Un débil rayo de luna atravesaba la oscuridad, iluminando las estrechas y enlosadas o desnudas calles.

Pronto llegaron a la puerta de la casa de baños, sobre la cual una bandera izada indicaba que en esta noche solamente estaba abierta para las mujeres.

Nelly ofreció a Emin sus manos, porque todo el ardor, toda la vivacidad que ella, en el curso de los años, había ocultado bajo su rígido aspecto, se habían encendido caldeados por el Oriente, haciendo caer la máscara. Emin asió fuertemente sus manos para atraerla hacia sí, pero las soltó bruscamente porque en el sombrío vestíbulo, detrás de ella, brillaba un rayo de luz y algunas mujeres, charlando en voz alta, salían del vestuario.

Nelly se volvió de espaldas a Emin y se adentró en la casa, sin despedirse siquiera.

El vestíbulo no era otra cosa que un pasillo largo, sinuoso y muy estrecho.
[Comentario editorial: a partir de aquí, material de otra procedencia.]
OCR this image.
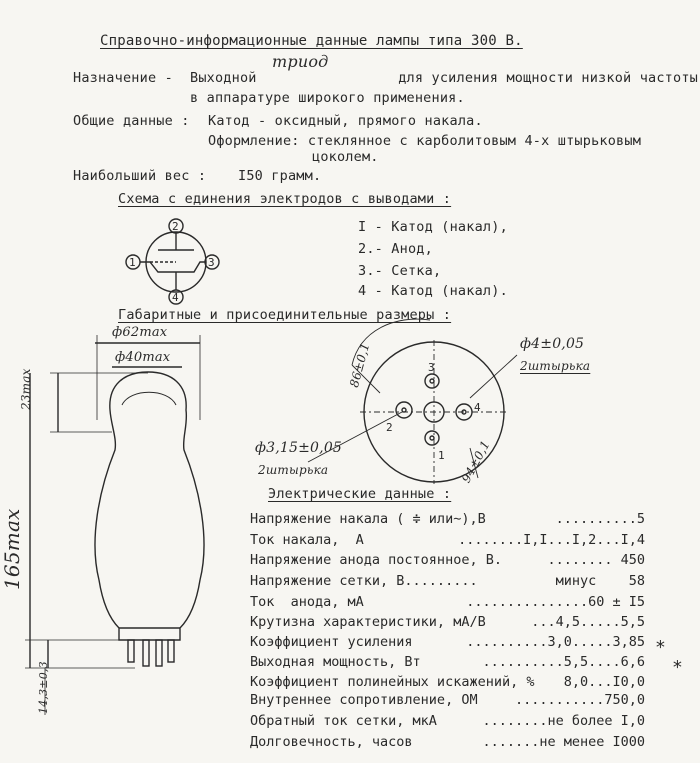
Справочно-информационные данные лампы типа 300 В.
триод
Назначение - Выходной                 для усиления мощности низкой частоты
в аппаратуре широкого применения.
Общие данные : Катод - оксидный, прямого накала.
Оформление: стеклянное с карболитовым 4-х штырьковым
цоколем.
Наибольший вес : I50 грамм.
Схема с единения электродов с выводами :
I - Катод (накал),
2.- Анод,
3.- Сетка,
4 - Катод (накал).
Габаритные и присоединительные размеры :
2
1	3
4
ф62max
ф40max
23max
165max
14,3±0,3
ф4±0,05
2штырька
ф3,15±0,05
2штырька
86±0,1
94±0,1
3
2
4
1
Электрические данные :
Напряжение накала ( ≑ или∼),В	..........5
Ток накала,  А	........I,I...I,2...I,4
Напряжение анода постоянное, В.	........ 450
Напряжение сетки, В.........	минус    58
Ток  анода, мА	...............60 ± I5
Крутизна характеристики, мА/В	...4,5.....5,5
Коэффициент усиления	..........3,0.....3,85
Выходная мощность, Вт	..........5,5....6,6
Коэффициент полинейных искажений, % 8,0...I0,0
Внутреннее сопротивление, ОМ	...........750,0
Обратный ток сетки, мкА	........не более I,0
Долговечность, часов	.......не менее I000
*
*
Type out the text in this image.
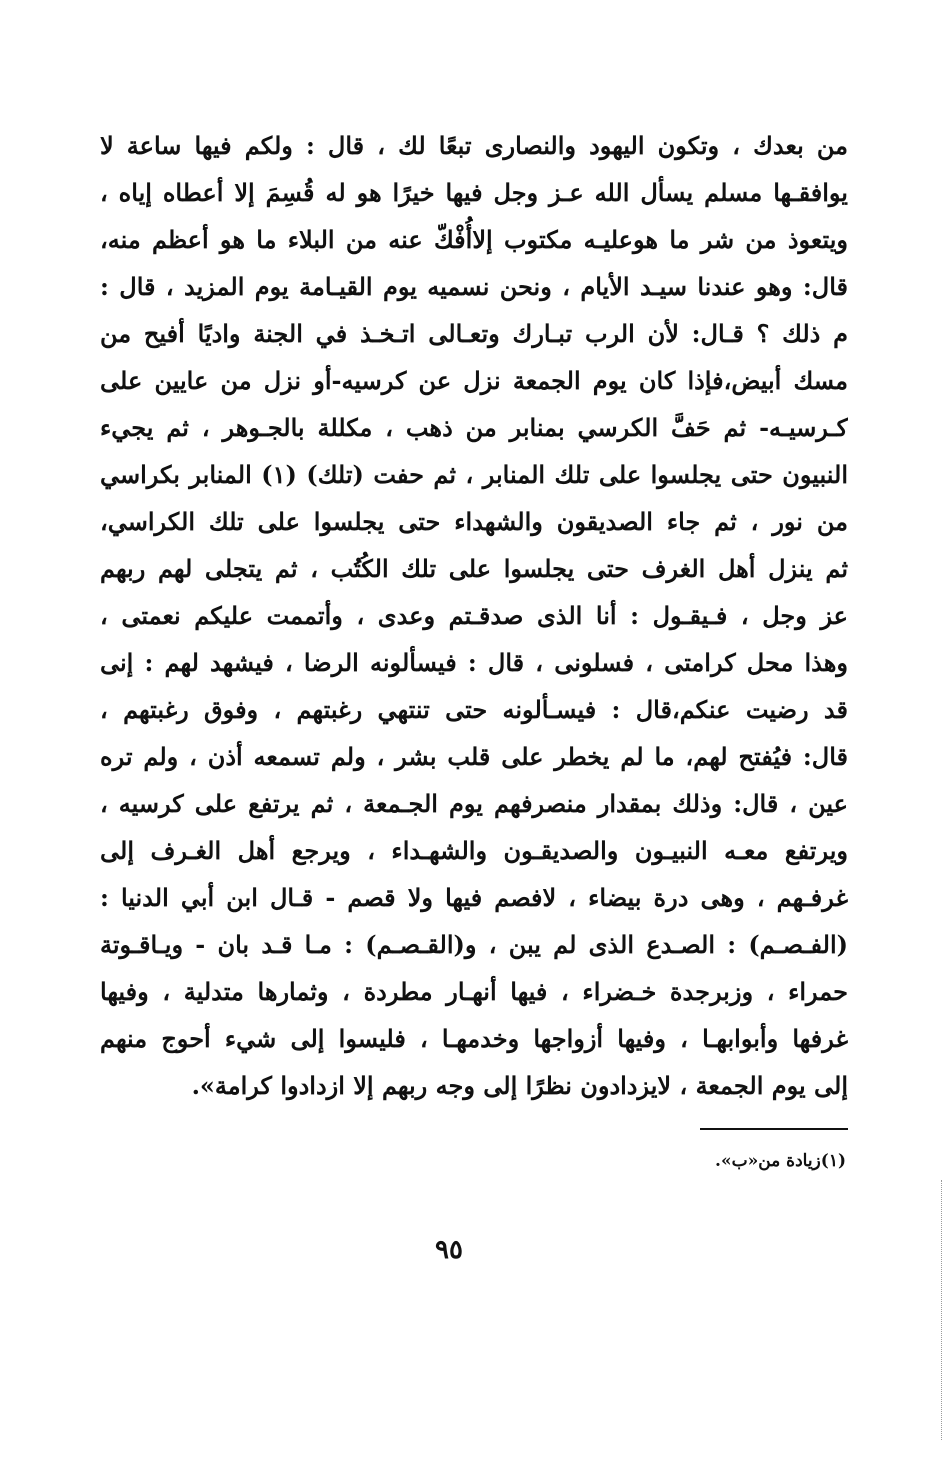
من بعدك ، وتكون اليهود والنصارى تبعًا لك ، قال : ولكم فيها ساعة لا
يوافقـها مسلم يسأل الله عـز وجل فيها خيرًا هو له قُسِمَ إلا أعطاه إياه ،
ويتعوذ من شر ما هوعليـه مكتوب إلاأُفْكّ عنه من البلاء ما هو أعظم منه،
قال: وهو عندنا سيـد الأيام ، ونحن نسميه يوم القيـامة يوم المزيد ، قال :
م ذلك ؟ قـال: لأن الرب تبـارك وتعـالى اتـخـذ في الجنة واديًا أفيح من
مسك أبيض،فإذا كان يوم الجمعة نزل عن كرسيه-أو نزل من عايين على
كـرسيـه- ثم حَفَّ الكرسي بمنابر من ذهب ، مكللة بالجـوهر ، ثم يجيء
النبيون حتى يجلسوا على تلك المنابر ، ثم حفت (تلك) (١) المنابر بكراسي
من نور ، ثم جاء الصديقون والشهداء حتى يجلسوا على تلك الكراسي،
ثم ينزل أهل الغرف حتى يجلسوا على تلك الكُتُب ، ثم يتجلى لهم ربهم
عز وجل ، فـيقـول : أنا الذى صدقـتم وعدى ، وأتممت عليكم نعمتى ،
وهذا محل كرامتى ، فسلونى ، قال : فيسألونه الرضا ، فيشهد لهم : إنى
قد رضيت عنكم،قال : فيسـألونه حتى تنتهي رغبتهم ، وفوق رغبتهم ،
قال: فيُفتح لهم، ما لم يخطر على قلب بشر ، ولم تسمعه أذن ، ولم تره
عين ، قال: وذلك بمقدار منصرفهم يوم الجـمعة ، ثم يرتفع على كرسيه ،
ويرتفع معـه النبيـون والصديقـون والشهـداء ، ويرجع أهل الغـرف إلى
غرفـهم ، وهى درة بيضاء ، لافصم فيها ولا قصم - قـال ابن أبي الدنيا :
(الفـصـم) : الصـدع الذى لم يبن ، و(القـصـم) : مـا قـد بان - ويـاقـوتة
حمراء ، وزبرجدة خـضراء ، فيها أنهـار مطردة ، وثمارها متدلية ، وفيها
غرفها وأبوابهـا ، وفيها أزواجها وخدمهـا ، فليسوا إلى شيء أحوج منهم
إلى يوم الجمعة ، لايزدادون نظرًا إلى وجه ربهم إلا ازدادوا كرامة».
(١)زيادة من«ب».
٩٥
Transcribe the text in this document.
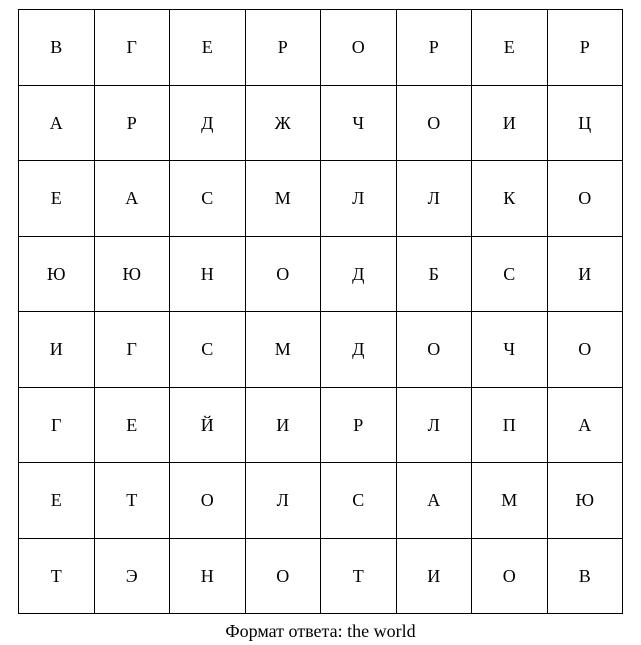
В	Г	Е	Р	О	Р	Е	Р
А	Р	Д	Ж	Ч	О	И	Ц
Е	А	С	М	Л	Л	К	О
Ю	Ю	Н	О	Д	Б	С	И
И	Г	С	М	Д	О	Ч	О
Г	Е	Й	И	Р	Л	П	А
Е	Т	О	Л	С	А	М	Ю
Т	Э	Н	О	Т	И	О	В
Формат ответа: the world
Cuando ella pasó rozando a las mujeres con que se cruzaba, sintió como si un gran peso le sofocara el pecho. Aquella vergonzosa y fugaz separación en un sombrío vestíbulo había arrojado la sombra del más vulgar y grisáceo prosaísmo en medio del ensueño romántico en que había vivido durante las horas últimas. Se sintió invadida por sombrías inquietudes, y como reacción juzgó conveniente, según la manera oriental, el aprovechar la ocasión.

Miró repetidas veces atrás para ver si Emin se había demorado a la puerta, y retroceder entonces, sin titubeo alguno, para decirle unas corteses «¡Buenas noches!».

Pero ya Emin se había alejado calle adelante. Todo estaba desierto y silencioso allí fuera, a la luz de la luna que brillaba débilmente, y las parlanchinas mujeres desaparecían en la lejanía con rápidos y menudos pasos. Entonces Nelly dio en imaginarse que estaba contenta y era feliz.

Con mesurado paso entró en el magnífico salón del vestuario, donde se desvestían las bañistas. No tenía que abonar retribución alguna, porque el establecimiento era una fundación benéfica y permanecía abierto para todos, hasta para los cristianos de la ciudad si, contra su costumbre, alguna vez sentían el placer de bañarse convenientemente. Nelly depositó, sin embargo, una moneda de plata en la mano del portero.

¿El portero?… Sí, allí se encontraba apostado nada menos que un hombre guardando la entrada a los baños de las mujeres árabes. Pero Alá, que conocía su propio sexo y que sabía que el agujero de la cerradura de la puerta era demasiado grande, había decretado que el pobre fuera ciego.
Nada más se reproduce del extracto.